Comments on the article by S. Robinovitch and T. Cronin (see record 1999-10974-001). Wolf acknowledges that there may be merit to the hypothesis that older adults reach capabilities may be associated with a lack of awareness of their movement capabilities, potentially predisposing them to fall. Wolf also offers an alternative interpretation, that older Ss are aware of their capabilities but overestimate because of their concern for eminent loss of independence. Older Ss will overestimate if the alternative is to reveal behaviors that might threaten the security of maintained living in their immediate environment or the life to which they have become accustomed.
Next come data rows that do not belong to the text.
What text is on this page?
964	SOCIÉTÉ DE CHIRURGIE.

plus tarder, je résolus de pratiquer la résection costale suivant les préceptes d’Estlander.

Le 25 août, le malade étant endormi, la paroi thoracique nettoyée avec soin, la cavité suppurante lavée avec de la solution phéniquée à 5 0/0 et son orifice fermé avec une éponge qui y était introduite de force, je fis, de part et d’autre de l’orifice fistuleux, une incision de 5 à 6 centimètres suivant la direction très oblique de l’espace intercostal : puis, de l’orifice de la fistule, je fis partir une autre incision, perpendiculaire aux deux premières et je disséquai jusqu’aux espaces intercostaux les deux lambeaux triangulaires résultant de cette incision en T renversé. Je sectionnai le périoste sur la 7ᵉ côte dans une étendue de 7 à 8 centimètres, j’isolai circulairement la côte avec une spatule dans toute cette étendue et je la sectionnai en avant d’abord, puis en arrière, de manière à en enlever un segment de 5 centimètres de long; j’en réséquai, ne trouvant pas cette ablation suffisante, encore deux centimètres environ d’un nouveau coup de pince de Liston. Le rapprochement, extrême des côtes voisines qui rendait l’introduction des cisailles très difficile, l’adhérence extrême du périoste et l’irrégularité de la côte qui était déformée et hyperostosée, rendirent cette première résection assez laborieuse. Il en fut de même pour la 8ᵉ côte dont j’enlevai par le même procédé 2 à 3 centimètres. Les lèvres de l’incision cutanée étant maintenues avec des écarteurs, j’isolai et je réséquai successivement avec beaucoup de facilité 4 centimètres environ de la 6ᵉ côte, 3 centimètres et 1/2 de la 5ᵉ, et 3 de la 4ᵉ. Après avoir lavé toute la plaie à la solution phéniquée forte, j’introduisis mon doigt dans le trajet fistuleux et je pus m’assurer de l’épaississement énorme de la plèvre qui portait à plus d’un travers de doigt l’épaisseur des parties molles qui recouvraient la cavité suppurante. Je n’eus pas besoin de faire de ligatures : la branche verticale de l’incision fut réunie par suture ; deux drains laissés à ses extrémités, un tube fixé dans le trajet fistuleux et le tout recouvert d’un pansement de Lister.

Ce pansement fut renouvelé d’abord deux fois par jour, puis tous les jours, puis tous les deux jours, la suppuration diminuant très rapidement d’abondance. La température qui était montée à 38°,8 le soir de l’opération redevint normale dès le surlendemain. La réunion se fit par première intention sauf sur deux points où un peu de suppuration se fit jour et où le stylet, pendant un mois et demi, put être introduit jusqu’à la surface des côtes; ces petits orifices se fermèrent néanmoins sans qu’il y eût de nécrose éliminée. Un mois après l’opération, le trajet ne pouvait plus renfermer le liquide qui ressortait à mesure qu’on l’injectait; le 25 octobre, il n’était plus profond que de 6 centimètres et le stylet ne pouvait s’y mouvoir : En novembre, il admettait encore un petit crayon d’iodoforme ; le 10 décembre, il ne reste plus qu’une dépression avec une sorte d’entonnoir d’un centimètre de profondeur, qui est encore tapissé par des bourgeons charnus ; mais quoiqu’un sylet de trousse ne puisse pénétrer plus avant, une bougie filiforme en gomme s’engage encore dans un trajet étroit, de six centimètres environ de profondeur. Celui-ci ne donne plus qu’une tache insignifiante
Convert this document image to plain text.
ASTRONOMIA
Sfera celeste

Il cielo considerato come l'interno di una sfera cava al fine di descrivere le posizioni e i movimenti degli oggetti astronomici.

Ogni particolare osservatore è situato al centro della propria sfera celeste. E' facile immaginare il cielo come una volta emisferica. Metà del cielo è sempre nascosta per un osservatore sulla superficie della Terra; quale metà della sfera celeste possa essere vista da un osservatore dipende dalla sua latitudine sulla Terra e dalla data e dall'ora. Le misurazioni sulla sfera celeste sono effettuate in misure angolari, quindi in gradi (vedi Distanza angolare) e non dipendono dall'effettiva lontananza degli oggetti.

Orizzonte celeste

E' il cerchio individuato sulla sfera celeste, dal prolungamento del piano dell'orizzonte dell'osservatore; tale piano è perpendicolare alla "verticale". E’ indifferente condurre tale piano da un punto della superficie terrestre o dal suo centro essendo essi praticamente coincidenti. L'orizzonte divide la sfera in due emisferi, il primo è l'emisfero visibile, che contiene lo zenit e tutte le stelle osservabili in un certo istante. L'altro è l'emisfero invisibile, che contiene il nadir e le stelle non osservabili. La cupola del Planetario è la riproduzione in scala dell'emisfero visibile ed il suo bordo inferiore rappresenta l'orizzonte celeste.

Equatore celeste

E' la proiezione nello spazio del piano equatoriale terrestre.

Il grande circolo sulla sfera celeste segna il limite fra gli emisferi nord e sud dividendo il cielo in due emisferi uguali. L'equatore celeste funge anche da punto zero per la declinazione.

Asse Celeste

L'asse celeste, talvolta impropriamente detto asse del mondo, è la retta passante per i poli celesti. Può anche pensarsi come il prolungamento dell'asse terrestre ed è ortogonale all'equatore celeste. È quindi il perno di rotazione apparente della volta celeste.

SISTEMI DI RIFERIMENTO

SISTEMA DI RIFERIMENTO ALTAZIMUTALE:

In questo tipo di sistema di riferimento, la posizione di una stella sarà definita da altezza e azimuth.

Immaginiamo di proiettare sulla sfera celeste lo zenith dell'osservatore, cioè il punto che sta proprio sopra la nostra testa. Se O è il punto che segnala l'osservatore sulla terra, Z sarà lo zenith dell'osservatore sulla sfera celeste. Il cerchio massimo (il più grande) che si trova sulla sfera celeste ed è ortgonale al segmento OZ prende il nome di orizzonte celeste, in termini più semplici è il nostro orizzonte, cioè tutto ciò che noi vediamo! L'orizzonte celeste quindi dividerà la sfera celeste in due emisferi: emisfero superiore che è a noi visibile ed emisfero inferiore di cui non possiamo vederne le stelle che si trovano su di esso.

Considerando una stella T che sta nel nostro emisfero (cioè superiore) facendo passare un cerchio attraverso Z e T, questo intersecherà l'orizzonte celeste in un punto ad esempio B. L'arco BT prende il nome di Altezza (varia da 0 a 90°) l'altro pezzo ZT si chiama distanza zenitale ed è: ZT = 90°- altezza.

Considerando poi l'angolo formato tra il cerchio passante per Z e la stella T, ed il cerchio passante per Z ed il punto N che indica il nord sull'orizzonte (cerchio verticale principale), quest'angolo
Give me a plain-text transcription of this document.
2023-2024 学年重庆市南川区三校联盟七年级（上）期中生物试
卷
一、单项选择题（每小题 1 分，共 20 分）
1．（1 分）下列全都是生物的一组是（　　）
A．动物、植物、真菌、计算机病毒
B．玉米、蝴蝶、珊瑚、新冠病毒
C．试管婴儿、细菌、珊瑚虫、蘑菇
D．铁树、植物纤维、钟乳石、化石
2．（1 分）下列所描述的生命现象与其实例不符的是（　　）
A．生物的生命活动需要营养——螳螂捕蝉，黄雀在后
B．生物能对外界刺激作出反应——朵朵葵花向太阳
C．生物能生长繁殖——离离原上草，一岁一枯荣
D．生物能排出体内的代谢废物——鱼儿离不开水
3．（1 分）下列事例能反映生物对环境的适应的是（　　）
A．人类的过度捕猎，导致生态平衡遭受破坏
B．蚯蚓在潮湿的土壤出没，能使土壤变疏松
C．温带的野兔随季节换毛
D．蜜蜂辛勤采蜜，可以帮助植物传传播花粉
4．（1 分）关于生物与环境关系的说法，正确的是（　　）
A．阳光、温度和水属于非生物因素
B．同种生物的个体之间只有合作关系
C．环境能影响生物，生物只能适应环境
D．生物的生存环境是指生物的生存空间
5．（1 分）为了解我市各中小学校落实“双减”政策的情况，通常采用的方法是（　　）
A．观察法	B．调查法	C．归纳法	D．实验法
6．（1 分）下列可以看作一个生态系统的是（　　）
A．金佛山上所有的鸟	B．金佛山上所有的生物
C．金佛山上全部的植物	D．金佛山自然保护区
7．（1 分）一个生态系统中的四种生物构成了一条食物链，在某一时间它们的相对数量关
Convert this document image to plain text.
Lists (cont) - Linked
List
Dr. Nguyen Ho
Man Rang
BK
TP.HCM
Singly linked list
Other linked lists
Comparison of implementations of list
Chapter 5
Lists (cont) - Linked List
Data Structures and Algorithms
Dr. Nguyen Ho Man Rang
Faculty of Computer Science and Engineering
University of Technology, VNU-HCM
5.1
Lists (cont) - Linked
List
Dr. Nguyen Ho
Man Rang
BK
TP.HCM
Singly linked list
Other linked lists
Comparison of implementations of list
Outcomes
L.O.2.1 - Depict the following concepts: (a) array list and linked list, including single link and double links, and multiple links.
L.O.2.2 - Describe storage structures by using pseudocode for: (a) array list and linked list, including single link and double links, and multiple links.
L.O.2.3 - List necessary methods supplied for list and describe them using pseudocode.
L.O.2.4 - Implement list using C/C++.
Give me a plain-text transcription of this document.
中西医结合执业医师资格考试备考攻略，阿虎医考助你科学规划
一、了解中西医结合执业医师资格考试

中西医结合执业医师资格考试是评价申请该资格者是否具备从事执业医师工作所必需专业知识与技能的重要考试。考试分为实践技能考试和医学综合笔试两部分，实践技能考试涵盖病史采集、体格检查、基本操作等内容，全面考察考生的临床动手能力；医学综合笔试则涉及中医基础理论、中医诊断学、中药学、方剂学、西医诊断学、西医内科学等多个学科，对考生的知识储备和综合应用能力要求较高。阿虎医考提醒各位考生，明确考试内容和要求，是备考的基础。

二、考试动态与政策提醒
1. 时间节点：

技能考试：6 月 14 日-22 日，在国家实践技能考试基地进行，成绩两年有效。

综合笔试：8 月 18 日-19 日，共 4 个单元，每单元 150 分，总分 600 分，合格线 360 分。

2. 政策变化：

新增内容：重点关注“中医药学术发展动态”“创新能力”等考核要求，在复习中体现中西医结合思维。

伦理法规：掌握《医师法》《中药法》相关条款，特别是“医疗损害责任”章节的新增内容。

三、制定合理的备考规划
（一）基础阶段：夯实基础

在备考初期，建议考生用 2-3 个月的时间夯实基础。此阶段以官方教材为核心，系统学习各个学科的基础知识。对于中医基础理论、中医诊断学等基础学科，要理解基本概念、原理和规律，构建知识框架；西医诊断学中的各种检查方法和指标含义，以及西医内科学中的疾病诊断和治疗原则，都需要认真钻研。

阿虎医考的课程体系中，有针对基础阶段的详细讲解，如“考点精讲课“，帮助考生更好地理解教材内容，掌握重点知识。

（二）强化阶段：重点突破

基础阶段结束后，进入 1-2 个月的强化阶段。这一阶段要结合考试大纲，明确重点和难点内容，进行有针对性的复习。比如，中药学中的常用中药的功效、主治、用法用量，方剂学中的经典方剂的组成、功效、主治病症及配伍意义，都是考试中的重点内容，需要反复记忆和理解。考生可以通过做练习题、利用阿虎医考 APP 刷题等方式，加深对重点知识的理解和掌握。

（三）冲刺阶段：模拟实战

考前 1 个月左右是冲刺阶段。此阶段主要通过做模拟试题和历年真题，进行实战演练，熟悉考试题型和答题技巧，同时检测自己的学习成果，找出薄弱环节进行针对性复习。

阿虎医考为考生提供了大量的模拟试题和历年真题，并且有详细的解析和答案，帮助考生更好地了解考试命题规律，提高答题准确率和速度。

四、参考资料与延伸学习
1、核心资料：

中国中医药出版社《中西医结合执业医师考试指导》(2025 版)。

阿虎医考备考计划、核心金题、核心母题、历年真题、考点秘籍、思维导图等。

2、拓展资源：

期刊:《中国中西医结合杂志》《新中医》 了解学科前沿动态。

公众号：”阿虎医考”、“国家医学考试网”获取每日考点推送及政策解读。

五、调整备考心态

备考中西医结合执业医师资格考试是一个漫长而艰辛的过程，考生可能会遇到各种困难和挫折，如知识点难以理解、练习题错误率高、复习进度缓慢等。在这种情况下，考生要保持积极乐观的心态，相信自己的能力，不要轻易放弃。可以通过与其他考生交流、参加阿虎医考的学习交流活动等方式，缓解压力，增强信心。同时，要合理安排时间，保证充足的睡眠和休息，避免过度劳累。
He suggests that other factors should be examined, such as comorbidities, past falls history, and movement limitations as covariates may lead to further clarification to interpreting the data.
- Wright, J. Bodies, meanings and movement : a comparison of the language of a physical education lesson and a Feldenkrais movement class..[Article] Sport, education and society (Abingdon, England) 5(1), Mar 2000, 35-49 Total No. of Pages: 15. Peer Reviewed.
In Western societies since (and probably before) Descartes, the human body has been objectified and alienated from the self, something to be subdued, managed and more recently worked upon as symbol of self-value. Sport and exercise are sites where the objectification of the body has been traditionally promoted. In recent times with the scientisation of elite sport and the commodification of bodies in sport, the objectification of the body has taken new forms and achieved greater prominence. Physical education as the school site for body work has been implicated in the process of objectification and alienation. The traditional practices of physical education, including choices in teacher language, position bodies as objects, and movement as an instrumental outcome of practice. Not all movement practices, however, subscribe to this approach. This paper will compare the language practices of teachers in a physical education lesson and a Feldenkrais movement class as these constitute different forms of embodiment, different selves. Its purpose is to provide further resources for critical reflection on the ways in which pedagogical practices position students and contribute to the shaping of particular forms of subjectivity.